An energy efficient and low overhead fault mitigation technique for internet of thing edge devices reliable on-chip communication

Soft errors in network-on-chip (NoC) such as single bit upsets and multibit upsets cause hazardous effects such as congestion, deadlock, livelock, and corruption of data. Error-correcting codes (ECCs) are the best choices to handle these soft errors in links and memory buffers of NoC, which is the need of all modern systems, including internet of thing (IoT) edge devices. Many of these ECCs cannot correct both random and burst errors.
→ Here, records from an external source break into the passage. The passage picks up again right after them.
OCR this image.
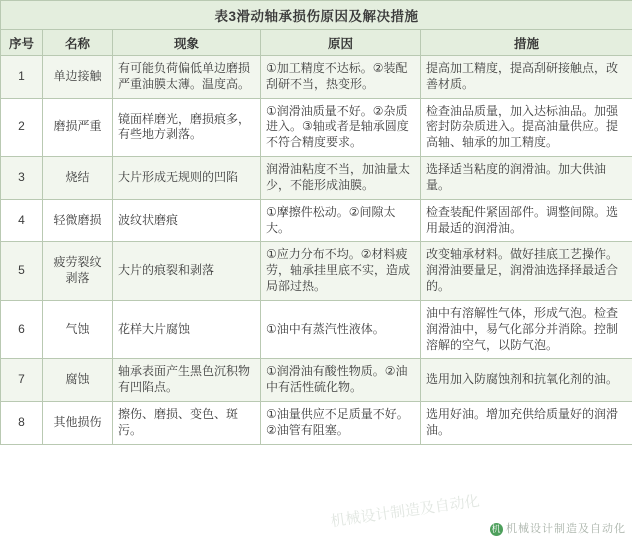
表3滑动轴承损伤原因及解决措施				
序号	名称	现象	原因	措施
1	单边接触	有可能负荷偏低单边磨损严重油膜太薄。温度高。	①加工精度不达标。②装配刮研不当，热变形。	提高加工精度，提高刮研接触点，改善材质。
2	磨损严重	镜面样磨光，磨损痕多，有些地方剥落。	①润滑油质量不好。②杂质进入。③轴或者是轴承圆度不符合精度要求。	检查油品质量，加入达标油品。加强密封防杂质进入。提高油量供应。提高轴、轴承的加工精度。
3	烧结	大片形成无规则的凹陷	润滑油粘度不当，加油量太少，不能形成油膜。	选择适当粘度的润滑油。加大供油量。
4	轻微磨损	波纹状磨痕	①摩擦件松动。②间隙太大。	检查装配件紧固部件。调整间隙。选用最适的润滑油。
5	疲劳裂纹剥落	大片的痕裂和剥落	①应力分布不均。②材料疲劳，轴承挂里底不实，造成局部过热。	改变轴承材料。做好挂底工艺操作。润滑油要量足，润滑油选择择最适合的。
6	气蚀	花样大片腐蚀	①油中有蒸汽性液体。	油中有溶解性气体，形成气泡。检查润滑油中，易气化部分并消除。控制溶解的空气，以防气泡。
7	腐蚀	轴承表面产生黑色沉积物有凹陷点。	①润滑油有酸性物质。②油中有活性硫化物。	选用加入防腐蚀剂和抗氧化剂的油。
8	其他损伤	擦伤、磨损、变色、斑污。	①油量供应不足质量不好。②油管有阻塞。	选用好油。增加充供给质量好的润滑油。
机械设计制造及自动化 机 机械设计制造及自动化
Specific codes possess the correction and detection capability at the cost of an increase in area, latency, and energy. In this article, a coding technique is proposed by using a single error correction double error detection-triple adjacent error correction-six adjacent error detection (SEC-DED-TAEC-6AED) (24,16) I5, that provides both random and burst error fault tolerance for NoC. The proposed technique decreases the area, energy, and latency cost of the whole NoC. It also reduces the area overhead to 173.41% and 117.91% compare to joint crosstalk avoidance multiple error correction (JCAMEC) and joint crosstalk multiple error correction (JMEC), respectively. Besides, the delay overhead of the proposed technique reduces to 4.2% and 91.97% compared with JCAMEC and JMEC, respectively. The simulation results show that the proposed code possesses an enhanced ability of error correction and detection with 3.5 times less redundant bits and a 30% fast code rate compared with JMEC and JCAMEC. Hence, the proposed scheme can effectively be used for detecting and correcting single and multiple bit errors for on-chip communication.